Dłuższą chwilę Radomiak dochodził do siebie. Gdy w 17. minucie wydawało się, że Zieloni stają na nogach, niepotrzebna strata pozwoliła na odbiór Nowaka. Ten błyskawicznie wypuścił Piaseckiego sam na sam z Posiadałą. Napastnik trafił, ale był na nieznacznym spalonym, potwierdzonym przez VAR.
W kolejnych dwóch kwadransach podopieczni Constantina Galki zyskiwali przestrzeń, ale jedyne, z czym schodzili do szatni, to niedosyt. Nastroje nie były najlepsze również w Rakowie. Cóż z prowadzenia, gdy w kilka chwil z kontuzjami musieli zejść Srdjan Plavsić i Adnan Kovacević? Dla i tak trapionego urazami zespołu to brzmiało wyjątkowo niepokojąco.
Po zmianie stron długo brakowało konkretów. Radomiak częściej był przy piłce, Raków częściej był pod bramką gości. A kto wycisnął więcej? Odpowiedź przyszła dopiero po kwadransie. Rzut wolny przed polem karnym Radomiaka wykonał Sonny Kittel, a jego wrzutka odnalazła doskonale Racovitana. Obrońca miał już dublet, a Zieloni nie wyglądali na zdolnych zrobić z tym cokolwiek.
Powody do radości? Niekoniecznie. Kolejno na murawę padali Gustav Berggren i Milan Rundić, obaj potrzebowali pomocy w wielkim bólu. Obaj zostali na boisku, ale Serb długo nie był zdolny do choćby szybszego biegu. Myśli oderwał od urazów dopiero John Yeboah, który okazał się jokerem w talii Szwargi. Niemiec w 82. minucie przyjęciem i balansem ciała zgubił obrońcę, po czym huknął z ostrego kąta na 3:0. Po długiej analizie VAR gol został uznany, zatem pierwsze ligowe trafienie Yeboaha w nowych barwach za nami!
Skoro był gol, to musiała być i kontuzja. Raz jeszcze na ziemię powalony został Gustav Berggren, który niby tylko dostał piłką, ale w najdelikatniejsze możliwe miejsce.
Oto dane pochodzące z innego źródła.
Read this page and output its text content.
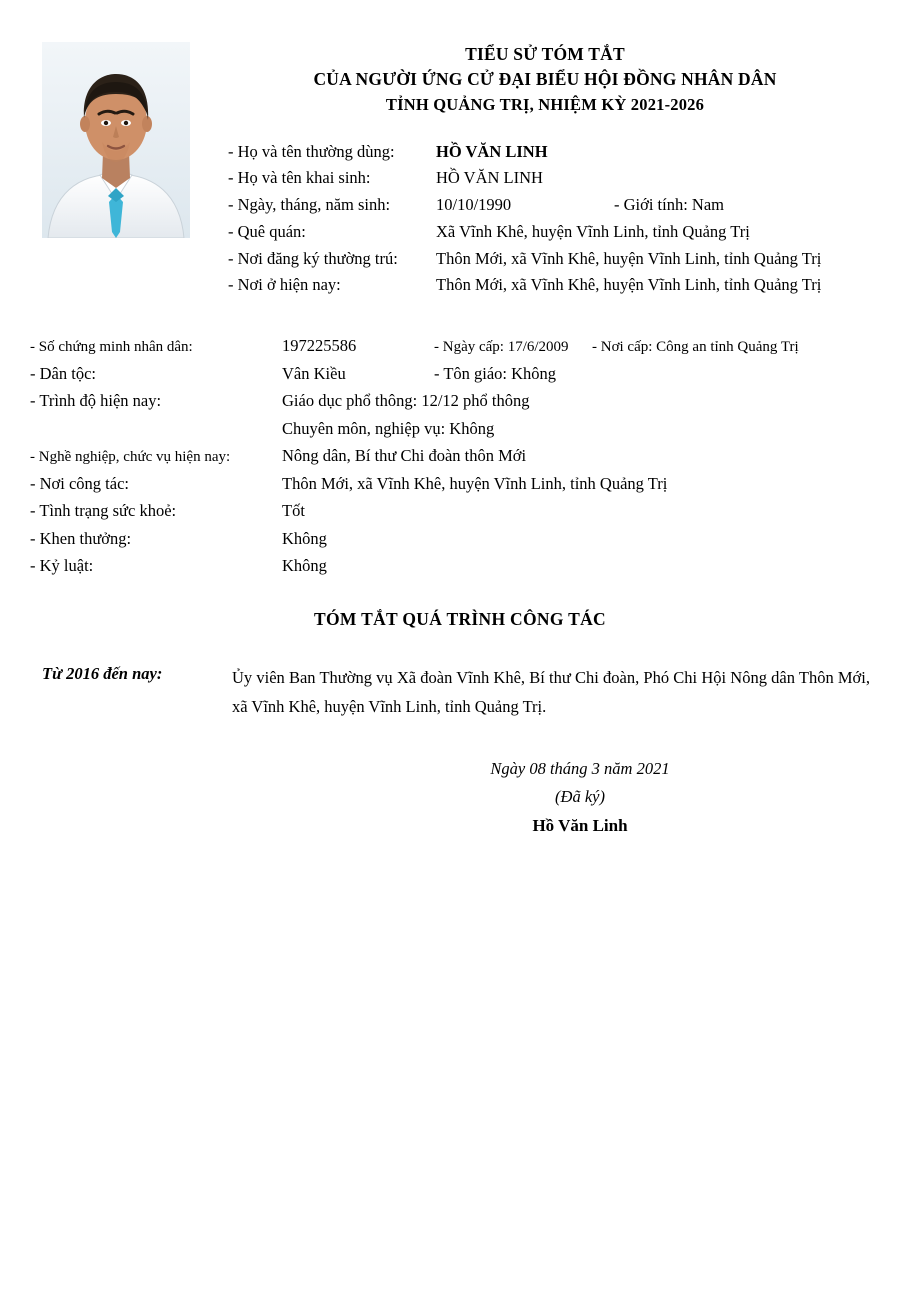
TIỂU SỬ TÓM TẮT
CỦA NGƯỜI ỨNG CỬ ĐẠI BIỂU HỘI ĐỒNG NHÂN DÂN
TỈNH QUẢNG TRỊ, NHIỆM KỲ 2021-2026
- Họ và tên thường dùng:	HỒ VĂN LINH
- Họ và tên khai sinh:	HỒ VĂN LINH
- Ngày, tháng, năm sinh:	10/10/1990	- Giới tính: Nam
- Quê quán:	Xã Vĩnh Khê, huyện Vĩnh Linh, tỉnh Quảng Trị
- Nơi đăng ký thường trú:	Thôn Mới, xã Vĩnh Khê, huyện Vĩnh Linh, tỉnh Quảng Trị
- Nơi ở hiện nay:	Thôn Mới, xã Vĩnh Khê, huyện Vĩnh Linh, tỉnh Quảng Trị
- Số chứng minh nhân dân:	197225586	- Ngày cấp: 17/6/2009	- Nơi cấp: Công an tỉnh Quảng Trị
- Dân tộc:	Vân Kiều	- Tôn giáo: Không
- Trình độ hiện nay:	Giáo dục phổ thông: 12/12 phổ thông
Chuyên môn, nghiệp vụ: Không
- Nghề nghiệp, chức vụ hiện nay:	Nông dân, Bí thư Chi đoàn thôn Mới
- Nơi công tác:	Thôn Mới, xã Vĩnh Khê, huyện Vĩnh Linh, tỉnh Quảng Trị
- Tình trạng sức khoẻ:	Tốt
- Khen thưởng:	Không
- Kỷ luật:	Không
TÓM TẮT QUÁ TRÌNH CÔNG TÁC
Từ 2016 đến nay:	Ủy viên Ban Thường vụ Xã đoàn Vĩnh Khê, Bí thư Chi đoàn, Phó Chi Hội Nông dân Thôn Mới, xã Vĩnh Khê, huyện Vĩnh Linh, tỉnh Quảng Trị.
Ngày 08 tháng 3 năm 2021
(Đã ký)
Hồ Văn Linh
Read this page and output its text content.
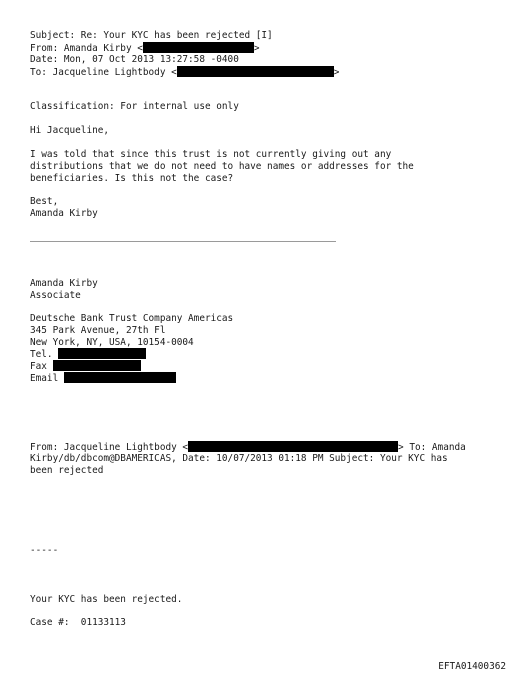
Subject: Re: Your KYC has been rejected [I]
From: Amanda Kirby <	>
Date: Mon, 07 Oct 2013 13:27:58 -0400
To: Jacqueline Lightbody <	>
Classification: For internal use only
Hi Jacqueline,
I was told that since this trust is not currently giving out any
distributions that we do not need to have names or addresses for the
beneficiaries. Is this not the case?
Best,
Amanda Kirby
Amanda Kirby
Associate
Deutsche Bank Trust Company Americas
345 Park Avenue, 27th Fl
New York, NY, USA, 10154-0004
Tel.
Fax
Email
From: Jacqueline Lightbody <	> To: Amanda
Kirby/db/dbcom@DBAMERICAS, Date: 10/07/2013 01:18 PM Subject: Your KYC has
been rejected
-----
Your KYC has been rejected.
Case #:  01133113
EFTA01400362
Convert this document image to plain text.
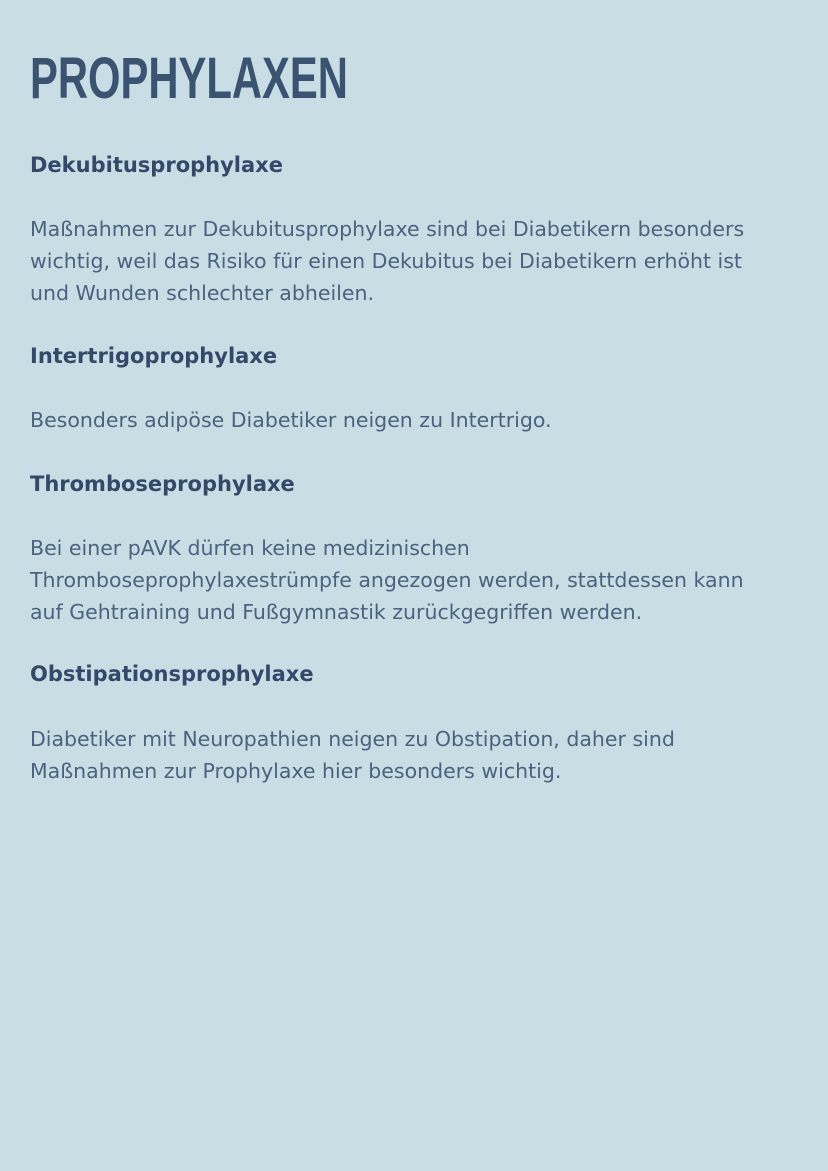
PROPHYLAXEN
Dekubitusprophylaxe

Maßnahmen zur Dekubitusprophylaxe sind bei Diabetikern besonders wichtig, weil das Risiko für einen Dekubitus bei Diabetikern erhöht ist und Wunden schlechter abheilen.

Intertrigoprophylaxe

Besonders adipöse Diabetiker neigen zu Intertrigo.

Thromboseprophylaxe

Bei einer pAVK dürfen keine medizinischen Thromboseprophylaxestrümpfe angezogen werden, stattdessen kann auf Gehtraining und Fußgymnastik zurückgegriffen werden.

Obstipationsprophylaxe

Diabetiker mit Neuropathien neigen zu Obstipation, daher sind Maßnahmen zur Prophylaxe hier besonders wichtig.
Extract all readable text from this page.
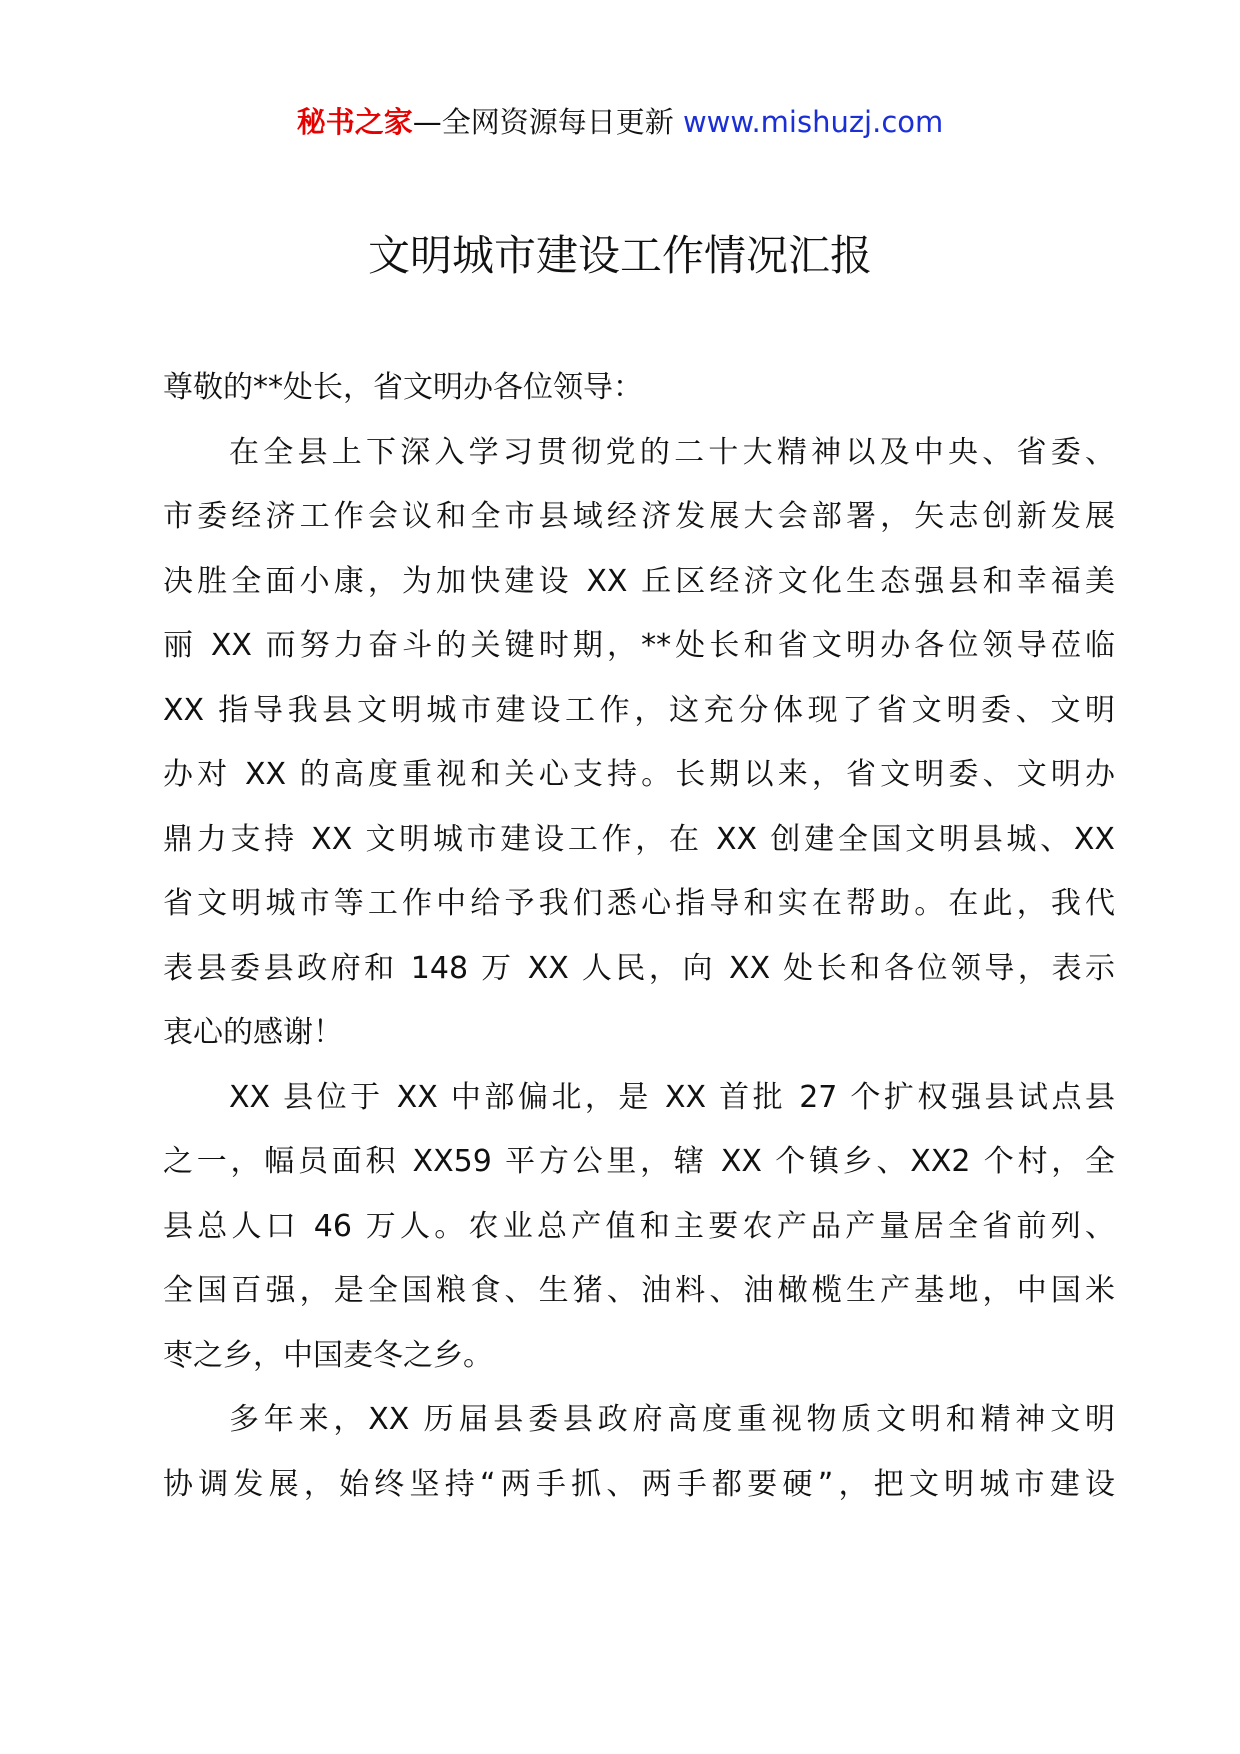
秘书之家—全网资源每日更新 www.mishuzj.com
文明城市建设工作情况汇报
尊敬的**处长，省文明办各位领导：
在全县上下深入学习贯彻党的二十大精神以及中央、省委、
市委经济工作会议和全市县域经济发展大会部署，矢志创新发展
决胜全面小康，为加快建设 XX 丘区经济文化生态强县和幸福美
丽 XX 而努力奋斗的关键时期，**处长和省文明办各位领导莅临
XX 指导我县文明城市建设工作，这充分体现了省文明委、文明
办对 XX 的高度重视和关心支持。长期以来，省文明委、文明办
鼎力支持 XX 文明城市建设工作，在 XX 创建全国文明县城、XX
省文明城市等工作中给予我们悉心指导和实在帮助。在此，我代
表县委县政府和 148 万 XX 人民，向 XX 处长和各位领导，表示
衷心的感谢！
XX 县位于 XX 中部偏北，是 XX 首批 27 个扩权强县试点县
之一，幅员面积 XX59 平方公里，辖 XX 个镇乡、XX2 个村，全
县总人口 46 万人。农业总产值和主要农产品产量居全省前列、
全国百强，是全国粮食、生猪、油料、油橄榄生产基地，中国米
枣之乡，中国麦冬之乡。
多年来，XX 历届县委县政府高度重视物质文明和精神文明
协调发展，始终坚持“两手抓、两手都要硬”，把文明城市建设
Zamroczony Szwed zwijał się bólu, ale – jak przystało na jego niezłomnego ducha – zmiany nie potrzebował.
W doliczonym czasie (a wyszło aż 10 minut) gry – podobnie jak przez całą drugą połowę – ofensywa Radomiaka nie istniała, za to gospodarze mnożyli sytuacje jedna za drugą. Tylko doskonały Albert Posiadała ratował honor klubu. Zatrzymał Zwolińskiego sam na sam, a następnie Frana Tudora z rzutu karnego w 99. minucie.